Regarding the herd designated as “D”, outbreak of respiratory disease followed soon after entry into a feedlot. Those calves were also RT-PCR positive to BRSV but negative to BHV-1, BPIV-3 and BVDV. Therefore, it was a typical scenario of Bovine respiratory complex (BRC) as a consequence of stress from transport and change in husbandry.

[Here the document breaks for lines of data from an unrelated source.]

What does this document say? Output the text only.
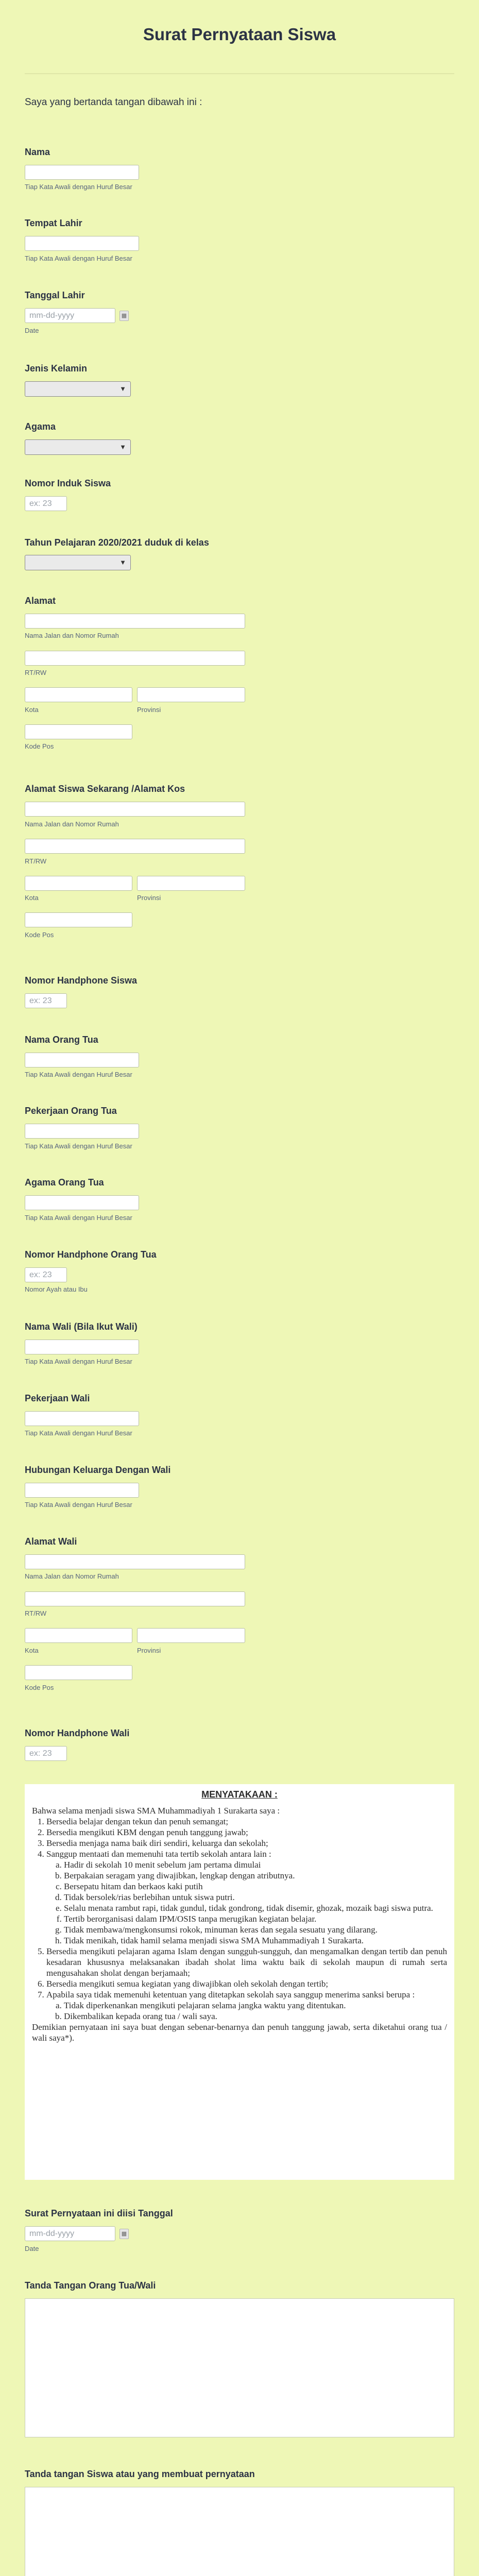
Surat Pernyataan Siswa
Saya yang bertanda tangan dibawah ini :
Nama
Tiap Kata Awali dengan Huruf Besar
Tempat Lahir
Tiap Kata Awali dengan Huruf Besar
Tanggal Lahir
mm-dd-yyyy
▦
Date
Jenis Kelamin
▼
Agama
▼
Nomor Induk Siswa
ex: 23
Tahun Pelajaran 2020/2021 duduk di kelas
▼
Alamat
Nama Jalan dan Nomor Rumah
RT/RW
Kota	Provinsi
Kode Pos
Alamat Siswa Sekarang /Alamat Kos
Nama Jalan dan Nomor Rumah
RT/RW
Kota	Provinsi
Kode Pos
Nomor Handphone Siswa
ex: 23
Nama Orang Tua
Tiap Kata Awali dengan Huruf Besar
Pekerjaan Orang Tua
Tiap Kata Awali dengan Huruf Besar
Agama Orang Tua
Tiap Kata Awali dengan Huruf Besar
Nomor Handphone Orang Tua
ex: 23
Nomor Ayah atau Ibu
Nama Wali (Bila Ikut Wali)
Tiap Kata Awali dengan Huruf Besar
Pekerjaan Wali
Tiap Kata Awali dengan Huruf Besar
Hubungan Keluarga Dengan Wali
Tiap Kata Awali dengan Huruf Besar
Alamat Wali
Nama Jalan dan Nomor Rumah
RT/RW
Kota	Provinsi
Kode Pos
Nomor Handphone Wali
ex: 23
MENYATAKAAN :

Bahwa selama menjadi siswa SMA Muhammadiyah 1 Surakarta saya :

1. Bersedia belajar dengan tekun dan penuh semangat;
2. Bersedia mengikuti KBM dengan penuh tanggung jawab;
3. Bersedia menjaga nama baik diri sendiri, keluarga dan sekolah;
4. Sanggup mentaati dan memenuhi tata tertib sekolah antara lain :
a. Hadir di sekolah 10 menit sebelum jam pertama dimulai
b. Berpakaian seragam yang diwajibkan, lengkap dengan atributnya.
c. Bersepatu hitam dan berkaos kaki putih
d. Tidak bersolek/rias berlebihan untuk siswa putri.
e. Selalu menata rambut rapi, tidak gundul, tidak gondrong, tidak disemir, ghozak, mozaik bagi siswa putra.
f. Tertib berorganisasi dalam IPM/OSIS tanpa merugikan kegiatan belajar.
g. Tidak membawa/mengkonsumsi rokok, minuman keras dan segala sesuatu yang dilarang.
h. Tidak menikah, tidak hamil selama menjadi siswa SMA Muhammadiyah 1 Surakarta.
5. Bersedia mengikuti pelajaran agama Islam dengan sungguh-sungguh, dan mengamalkan dengan tertib dan penuh kesadaran khususnya melaksanakan ibadah sholat lima waktu baik di sekolah maupun di rumah serta mengusahakan sholat dengan berjamaah;
6. Bersedia mengikuti semua kegiatan yang diwajibkan oleh sekolah dengan tertib;
7. Apabila saya tidak memenuhi ketentuan yang ditetapkan sekolah saya sanggup menerima sanksi berupa :
a. Tidak diperkenankan mengikuti pelajaran selama jangka waktu yang ditentukan.
b. Dikembalikan kepada orang tua / wali saya.

Demikian pernyataan ini saya buat dengan sebenar-benarnya dan penuh tanggung jawab, serta diketahui orang tua / wali saya*).

Surat Pernyataan ini diisi Tanggal
mm-dd-yyyy
▦
Date
Tanda Tangan Orang Tua/Wali
Tanda tangan Siswa atau yang membuat pernyataan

The percentage of BToV infections in the present study (43.2 %) is higher than that reported in South Korea - 2.9 % [25], Lower Saxony, Germany-5 % [44], Japan- 8.4 % [26], USA- 9.7 % [5] and Canada- 36.4 % [22]. Still, conclusions based on these frequencies are not reliable because this study was not originally planned as an epidemiological study. According to previous study [45], BToV alone has been shown to act as a primary enteric pathogen in cattle. In our study, BToV was found only in co-infection with BCoV and BRV-A (Table 2). It is noteworthy to say that co-infection with BRoV-A had not influence on BCoV and BToV sequence diversity. Despite the fact that BToV causes diarrhea and respiratory infections in cattle of all ages [6] our isolates from respiratory disease were negative. This also means that respiratory BToV infection cannot be excluded if more samples has been analysed. Croatian BToVs showed moderate to high degree of nucleotide (87.1–99.8 %) and amino acid identity (83.7–99.5 %). Comparison of our sequences with one available BToV S gene sequence from Europe (AJ575373) and four sequences from Japan showed high degree of sequence identity (93.4–99.0 %) between our strains from large dairy farm (“B”) and Japanese strain NA-7 (AB254073). On contrary, sequence from feces of calves with respiratory symptoms were more similar to European strain B145 (AJ575373) (96 %), and Japanese strain Aichi (96.5 %). Phylogenetic analysis revealed that our sequences of BToV S gene from symptomatic animals are more closely related to sequences from Japan than to the Breda 1 strain and European strain (Fig. 2). Still, fecal isolate from herd with respiratory disease clustered with European and other Japanese strains and was more related to Breda 1 (Fig. 2).

Conclusions

Despite relatively small number of samples investigated, we can clearly conclude that BCoVs and BToVs (together with rotaviruses) are common enteric pathogens of cattle of all ages and production categories in Croatian herds. Required steps in herd management should include raising awareness of the adequate and timely colostrum intake by the calf as well as vaccination of the cows with one of the commercially available vaccine before calving. Although on minimal data, we have proved that the same BCoV strain circulated for extended period of time within one herd but different strains circulated in different herds. Molecular characterisation of those viruses revealed some nt and aa differences in relation to reference strains, but generally, Croatian sequences are clustered with other, mainly European BToV and BCoV isolate sequences.